D’autres associations s’octroient une capacité d’influence nouvelle, en lien avec les thématiques d’actualité. Le climat, tout d’abord : Inter-Environnement et le WWF marquent le gouvernement arc-en-ciel wallon de leur empreinte, tandis que la Coalition climat, les Jeunes pour le climat ou Extinction Rebellion portent le sujet en tête des priorités. Les migrations, ensuite : la Plateforme citoyenne pour l’accueil des réfugiés s’est attribué un pouvoir inédit en prenant le relais de politiques réservés sur la question.  » Tous peuvent contribuer à faire bouger les lignes, admet le directeur du Crisp, mais l’arbitrage final reste entre les mains des acteurs économiques et du monde politique. Le « mouvement blanc », après l’affaire Dutroux dans les années 1990, avait une dimension comparable. Mais s’il est parvenu à faire changer certaines choses en matière de justice ou de police, il n’a pas réussi à influencer durablement le pouvoir sur le plan politique.  »

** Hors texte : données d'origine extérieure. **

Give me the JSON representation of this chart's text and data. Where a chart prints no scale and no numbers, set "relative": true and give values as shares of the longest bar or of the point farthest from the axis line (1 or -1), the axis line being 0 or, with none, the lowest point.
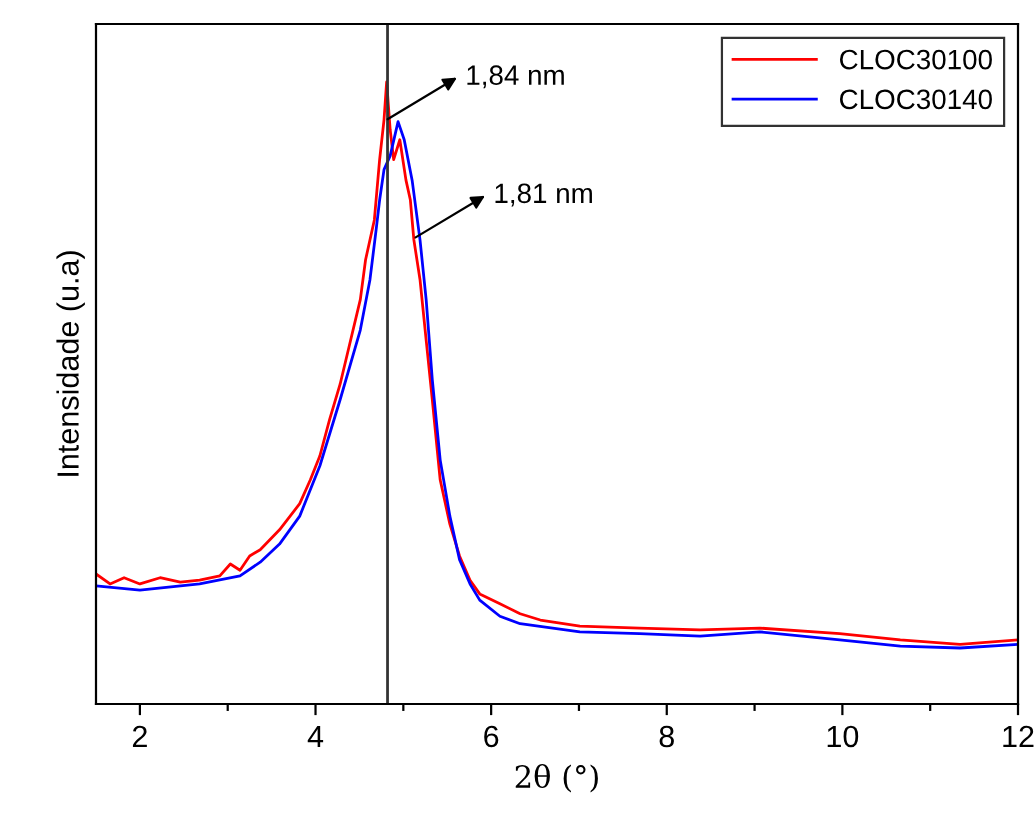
{
  "chart_data": {
    "type": "line",
    "relative": true,
    "xlabel": "2θ (°)",
    "ylabel": "Intensidade (u.a)",
    "xlim": [
      1.5,
      12
    ],
    "xticks": [
      2,
      {
        "value": 3,
        "label": null
      },
      4,
      {
        "value": 5,
        "label": null
      },
      6,
      {
        "value": 7,
        "label": null
      },
      8,
      {
        "value": 9,
        "label": null
      },
      10,
      {
        "value": 11,
        "label": null
      },
      12
    ],
    "tick_labels": "x",
    "grid": false,
    "legend": "top right",
    "marker": "none",
    "line_style": "solid",
    "ref_lines": [
      {
        "axis": "x",
        "value": 4.82,
        "color": "#333333"
      }
    ],
    "annotations": [
      {
        "text": "1,84 nm",
        "x": 4.82,
        "y": 0.94
      },
      {
        "text": "1,81 nm",
        "x": 5.14,
        "y": 0.75
      }
    ],
    "series": [
      {
        "name": "CLOC30100",
        "color": "#ff0000",
        "x": [
          1.5,
          1.66,
          1.82,
          2.0,
          2.23,
          2.46,
          2.68,
          2.91,
          3.03,
          3.14,
          3.25,
          3.37,
          3.48,
          3.59,
          3.82,
          3.94,
          4.05,
          4.16,
          4.28,
          4.39,
          4.51,
          4.57,
          4.67,
          4.73,
          4.78,
          4.81,
          4.85,
          4.89,
          4.96,
          5.03,
          5.08,
          5.12,
          5.19,
          5.26,
          5.33,
          5.42,
          5.53,
          5.64,
          5.76,
          5.87,
          6.1,
          6.33,
          6.56,
          7.01,
          7.69,
          8.38,
          9.06,
          9.97,
          10.66,
          11.34,
          12
        ],
        "values": [
          0.209,
          0.193,
          0.203,
          0.193,
          0.203,
          0.196,
          0.199,
          0.206,
          0.225,
          0.215,
          0.238,
          0.248,
          0.264,
          0.28,
          0.322,
          0.36,
          0.399,
          0.457,
          0.514,
          0.579,
          0.65,
          0.714,
          0.778,
          0.875,
          0.939,
          1,
          0.923,
          0.875,
          0.907,
          0.842,
          0.81,
          0.746,
          0.682,
          0.585,
          0.489,
          0.36,
          0.289,
          0.238,
          0.199,
          0.177,
          0.161,
          0.145,
          0.135,
          0.125,
          0.122,
          0.119,
          0.122,
          0.113,
          0.103,
          0.096,
          0.103
        ]
      },
      {
        "name": "CLOC30140",
        "color": "#0000ff",
        "x": [
          1.5,
          2.0,
          2.68,
          3.14,
          3.37,
          3.59,
          3.82,
          4.05,
          4.28,
          4.51,
          4.62,
          4.69,
          4.73,
          4.78,
          4.85,
          4.94,
          5.01,
          5.1,
          5.19,
          5.26,
          5.33,
          5.42,
          5.53,
          5.64,
          5.76,
          5.87,
          6.1,
          6.33,
          7.01,
          7.69,
          8.38,
          9.06,
          9.97,
          10.66,
          11.34,
          12
        ],
        "values": [
          0.19,
          0.183,
          0.193,
          0.206,
          0.228,
          0.257,
          0.302,
          0.383,
          0.489,
          0.601,
          0.682,
          0.762,
          0.81,
          0.859,
          0.881,
          0.936,
          0.907,
          0.842,
          0.746,
          0.65,
          0.521,
          0.392,
          0.302,
          0.232,
          0.193,
          0.167,
          0.141,
          0.129,
          0.116,
          0.113,
          0.109,
          0.116,
          0.103,
          0.093,
          0.09,
          0.096
        ]
      }
    ]
  }
}
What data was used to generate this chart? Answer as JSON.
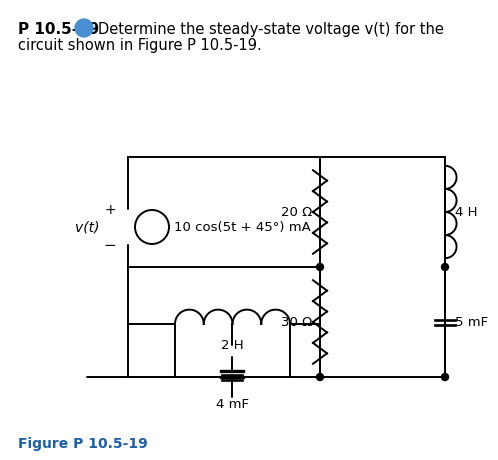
{
  "title_text": "P 10.5-19",
  "title_desc_1": "Determine the steady-state voltage v(t) for the",
  "title_desc_2": "circuit shown in Figure P 10.5-19.",
  "fig_label": "Figure P 10.5-19",
  "source_label": "10 cos(5t + 45°) mA",
  "v_label": "v(t)",
  "plus_label": "+",
  "minus_label": "−",
  "R1_label": "20 Ω",
  "L1_label": "4 H",
  "R2_label": "30 Ω",
  "C1_label": "5 mF",
  "L2_label": "2 H",
  "C2_label": "4 mF",
  "title_color": "#000000",
  "plus_circle_color": "#4a8fd4",
  "fig_label_color": "#1a5fa8",
  "line_color": "#000000",
  "bg_color": "#ffffff"
}
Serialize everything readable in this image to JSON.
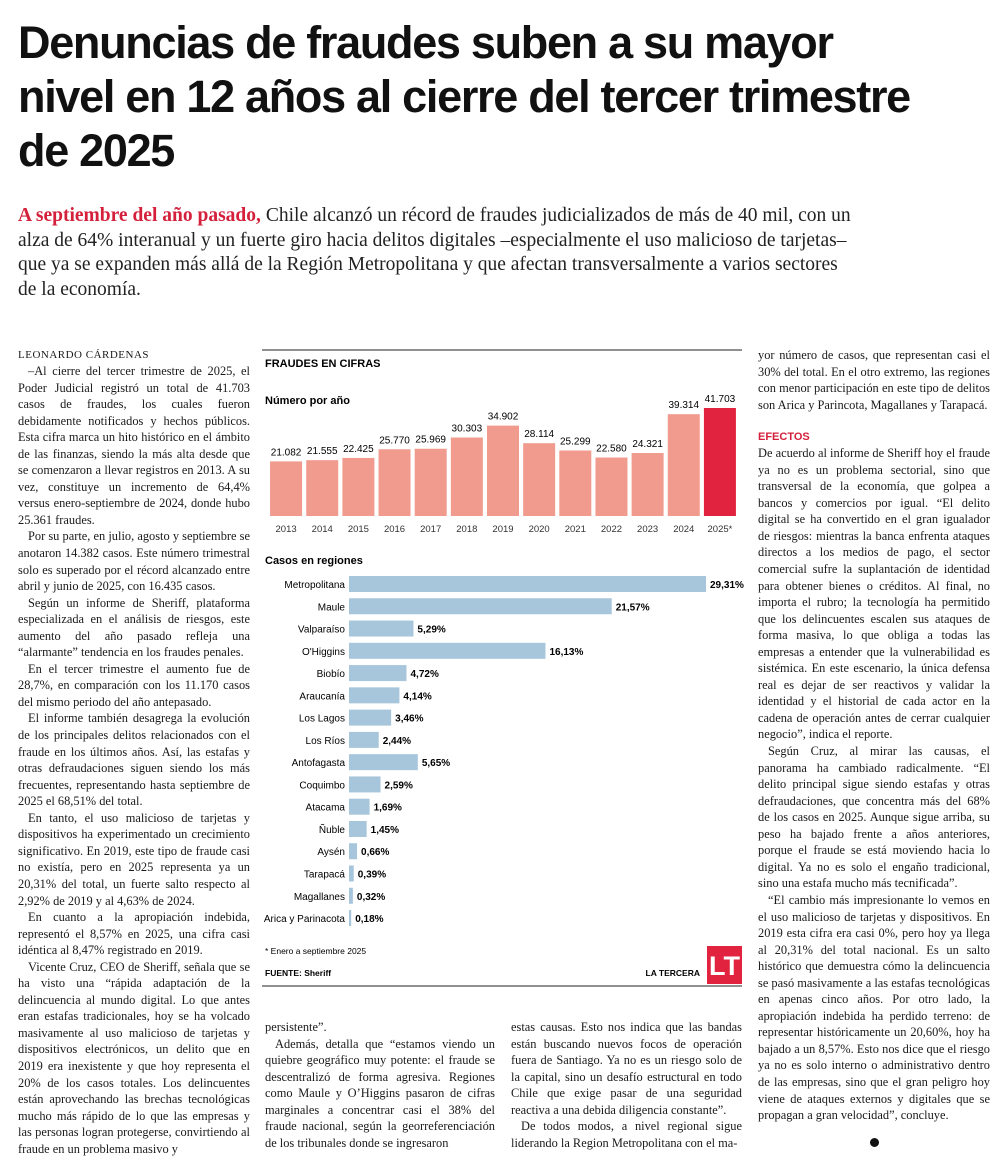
{
  "headline": "Denuncias de fraudes suben a su mayor nivel en 12 años al cierre del tercer trimestre de 2025",
  "lede": {
    "lead": "A septiembre del año pasado,",
    "text": "Chile alcanzó un récord de fraudes judicializados de más de 40 mil, con un alza de 64% interanual y un fuerte giro hacia delitos digitales –especialmente el uso malicioso de tarjetas– que ya se expanden más allá de la Región Metropolitana y que afectan transversalmente a varios sectores de la economía."
  },
  "byline": "LEONARDO CÁRDENAS",
  "article": {
    "column_1": [
      "–Al cierre del tercer trimestre de 2025, el Poder Judicial registró un total de 41.703 casos de fraudes, los cuales fueron debidamente notificados y hechos públicos. Esta cifra marca un hito histórico en el ámbito de las finanzas, siendo la más alta desde que se comenzaron a llevar registros en 2013. A su vez, constituye un incremento de 64,4% versus enero-septiembre de 2024, donde hubo 25.361 fraudes.",
      "Por su parte, en julio, agosto y septiembre se anotaron 14.382 casos. Este número trimestral solo es superado por el récord alcanzado entre abril y junio de 2025, con 16.435 casos.",
      "Según un informe de Sheriff, plataforma especializada en el análisis de riesgos, este aumento del año pasado refleja una “alarmante” tendencia en los fraudes penales.",
      "En el tercer trimestre el aumento fue de 28,7%, en comparación con los 11.170 casos del mismo periodo del año antepasado.",
      "El informe también desagrega la evolución de los principales delitos relacionados con el fraude en los últimos años. Así, las estafas y otras defraudaciones siguen siendo los más frecuentes, representando hasta septiembre de 2025 el 68,51% del total.",
      "En tanto, el uso malicioso de tarjetas y dispositivos ha experimentado un crecimiento significativo. En 2019, este tipo de fraude casi no existía, pero en 2025 representa ya un 20,31% del total, un fuerte salto respecto al 2,92% de 2019 y al 4,63% de 2024.",
      "En cuanto a la apropiación indebida, representó el 8,57% en 2025, una cifra casi idéntica al 8,47% registrado en 2019.",
      "Vicente Cruz, CEO de Sheriff, señala que se ha visto una “rápida adaptación de la delincuencia al mundo digital. Lo que antes eran estafas tradicionales, hoy se ha volcado masivamente al uso malicioso de tarjetas y dispositivos electrónicos, un delito que en 2019 era inexistente y que hoy representa el 20% de los casos totales. Los delincuentes están aprovechando las brechas tecnológicas mucho más rápido de lo que las empresas y las personas logran protegerse, convirtiendo al fraude en un problema masivo y"
    ],
    "column_2": [
      "persistente”.",
      "Además, detalla que “estamos viendo un quiebre geográfico muy potente: el fraude se descentralizó de forma agresiva. Regiones como Maule y O’Higgins pasaron de cifras marginales a concentrar casi el 38% del fraude nacional, según la georreferenciación de los tribunales donde se ingresaron"
    ],
    "column_3": [
      "estas causas. Esto nos indica que las bandas están buscando nuevos focos de operación fuera de Santiago. Ya no es un riesgo solo de la capital, sino un desafío estructural en todo Chile que exige pasar de una seguridad reactiva a una debida diligencia constante”.",
      "De todos modos, a nivel regional sigue liderando la Region Metropolitana con el ma-"
    ],
    "column_4_top": [
      "yor número de casos, que representan casi el 30% del total. En el otro extremo, las regiones con menor participación en este tipo de delitos son Arica y Parincota, Magallanes y Tarapacá."
    ],
    "section_heading": "EFECTOS",
    "column_4": [
      "De acuerdo al informe de Sheriff hoy el fraude ya no es un problema sectorial, sino que transversal de la economía, que golpea a bancos y comercios por igual. “El delito digital se ha convertido en el gran igualador de riesgos: mientras la banca enfrenta ataques directos a los medios de pago, el sector comercial sufre la suplantación de identidad para obtener bienes o créditos. Al final, no importa el rubro; la tecnología ha permitido que los delincuentes escalen sus ataques de forma masiva, lo que obliga a todas las empresas a entender que la vulnerabilidad es sistémica. En este escenario, la única defensa real es dejar de ser reactivos y validar la identidad y el historial de cada actor en la cadena de operación antes de cerrar cualquier negocio”, indica el reporte.",
      "Según Cruz, al mirar las causas, el panorama ha cambiado radicalmente. “El delito principal sigue siendo estafas y otras defraudaciones, que concentra más del 68% de los casos en 2025. Aunque sigue arriba, su peso ha bajado frente a años anteriores, porque el fraude se está moviendo hacia lo digital. Ya no es solo el engaño tradicional, sino una estafa mucho más tecnificada”.",
      "“El cambio más impresionante lo vemos en el uso malicioso de tarjetas y dispositivos. En 2019 esta cifra era casi 0%, pero hoy ya llega al 20,31% del total nacional. Es un salto histórico que demuestra cómo la delincuencia se pasó masivamente a las estafas tecnológicas en apenas cinco años. Por otro lado, la apropiación indebida ha perdido terreno: de representar históricamente un 20,60%, hoy ha bajado a un 8,57%. Esto nos dice que el riesgo ya no es solo interno o administrativo dentro de las empresas, sino que el gran peligro hoy viene de ataques externos y digitales que se propagan a gran velocidad”, concluye."
    ]
  },
  "graphic": {
    "title": "FRAUDES EN CIFRAS",
    "footnote": "* Enero a septiembre 2025",
    "source": "FUENTE: Sheriff",
    "publisher": "LA TERCERA",
    "logo": "LT"
  },
  "chart_data": [
    {
      "type": "bar",
      "title": "Número por año",
      "categories": [
        "2013",
        "2014",
        "2015",
        "2016",
        "2017",
        "2018",
        "2019",
        "2020",
        "2021",
        "2022",
        "2023",
        "2024",
        "2025*"
      ],
      "values": [
        21082,
        21555,
        22425,
        25770,
        25969,
        30303,
        34902,
        28114,
        25299,
        22580,
        24321,
        39314,
        41703
      ],
      "value_labels": [
        "21.082",
        "21.555",
        "22.425",
        "25.770",
        "25.969",
        "30.303",
        "34.902",
        "28.114",
        "25.299",
        "22.580",
        "24.321",
        "39.314",
        "41.703"
      ],
      "colors": [
        "#f09b8e",
        "#f09b8e",
        "#f09b8e",
        "#f09b8e",
        "#f09b8e",
        "#f09b8e",
        "#f09b8e",
        "#f09b8e",
        "#f09b8e",
        "#f09b8e",
        "#f09b8e",
        "#f09b8e",
        "#e1233f"
      ]
    },
    {
      "type": "barh",
      "title": "Casos en regiones",
      "categories": [
        "Metropolitana",
        "Maule",
        "Valparaíso",
        "O'Higgins",
        "Biobío",
        "Araucanía",
        "Los Lagos",
        "Los Ríos",
        "Antofagasta",
        "Coquimbo",
        "Atacama",
        "Ñuble",
        "Aysén",
        "Tarapacá",
        "Magallanes",
        "Arica y Parinacota"
      ],
      "values": [
        29.31,
        21.57,
        5.29,
        16.13,
        4.72,
        4.14,
        3.46,
        2.44,
        5.65,
        2.59,
        1.69,
        1.45,
        0.66,
        0.39,
        0.32,
        0.18
      ],
      "value_labels": [
        "29,31%",
        "21,57%",
        "5,29%",
        "16,13%",
        "4,72%",
        "4,14%",
        "3,46%",
        "2,44%",
        "5,65%",
        "2,59%",
        "1,69%",
        "1,45%",
        "0,66%",
        "0,39%",
        "0,32%",
        "0,18%"
      ],
      "color": "#a8c6db"
    }
  ]
}
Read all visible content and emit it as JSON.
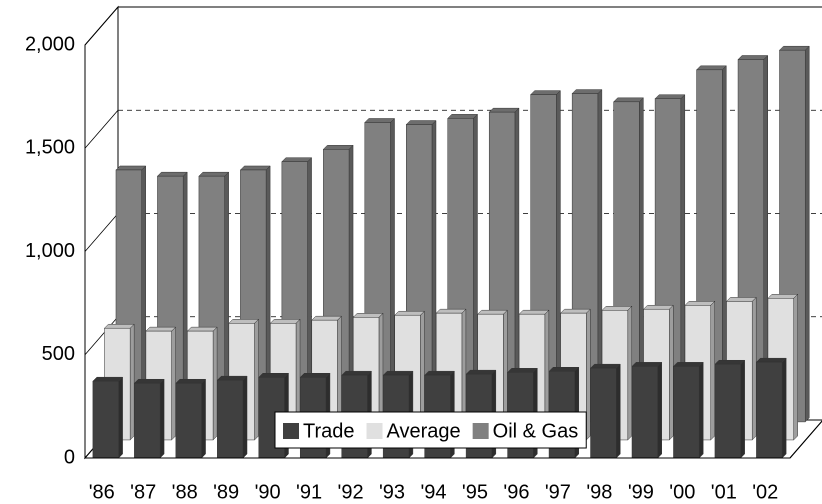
{
  "chart_data": {
    "type": "bar3d",
    "categories": [
      "'86",
      "'87",
      "'88",
      "'89",
      "'90",
      "'91",
      "'92",
      "'93",
      "'94",
      "'95",
      "'96",
      "'97",
      "'98",
      "'99",
      "'00",
      "'01",
      "'02"
    ],
    "series": [
      {
        "name": "Trade",
        "color": "#404040",
        "values": [
          372,
          362,
          362,
          377,
          391,
          391,
          401,
          401,
          401,
          406,
          415,
          420,
          435,
          444,
          444,
          454,
          464
        ]
      },
      {
        "name": "Average",
        "color": "#e0e0e0",
        "values": [
          541,
          527,
          527,
          565,
          565,
          580,
          594,
          604,
          614,
          609,
          609,
          614,
          628,
          633,
          652,
          671,
          686
        ]
      },
      {
        "name": "Oil & Gas",
        "color": "#808080",
        "values": [
          1220,
          1190,
          1190,
          1220,
          1260,
          1320,
          1450,
          1440,
          1470,
          1500,
          1585,
          1590,
          1550,
          1565,
          1705,
          1755,
          1800
        ]
      }
    ],
    "ylim": [
      0,
      2000
    ],
    "yticks": [
      0,
      500,
      {
        "value": 1000,
        "label": "1,000"
      },
      {
        "value": 1500,
        "label": "1,500"
      },
      {
        "value": 2000,
        "label": "2,000"
      }
    ],
    "grid": true,
    "legend": "bottom"
  }
}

Par ailleurs, de nouveaux réseaux importants ont vu le jour. Comme ceux autour du mouvement nationaliste flamand, qui exercent une pression portant ses fruits sur l’électorat flamand. L’époque du pèlerinage de l’Yser est révolue.  » Le site flamingant Doorbraak, par exemple, n’est pas un organe de parti, mais il exerce une influence indéniable, illustre Philippe Van Parijs. Il reprend des articles du mouvement flamand traditionnel mais publie aussi des textes de membres du Vlaams Belang ou d’indépendants qui en sont très éloignés. Cela avec un réel souci de qualité mais avec un biais énorme ; on va évidemment y relayer plus que volontiers des informations sur la corruption en Wallonie ou les transferts entre Régions.  »

Enfin, moins visibles, les lobbies particuliers valent eux également leur pesant de pouvoir.  » Ils défendent des intérêts particuliers et ne s’en cachent pas, même s’ils le font plus discrètement, souligne Jean Faniel. C’est le cas de l’industrie du tabac, du glyphosate, de l’armement en Wallonie ou ailleurs…  » Ainsi, plus de dix mille organisations sont actives pour tenter de peser sur les décisions européennes !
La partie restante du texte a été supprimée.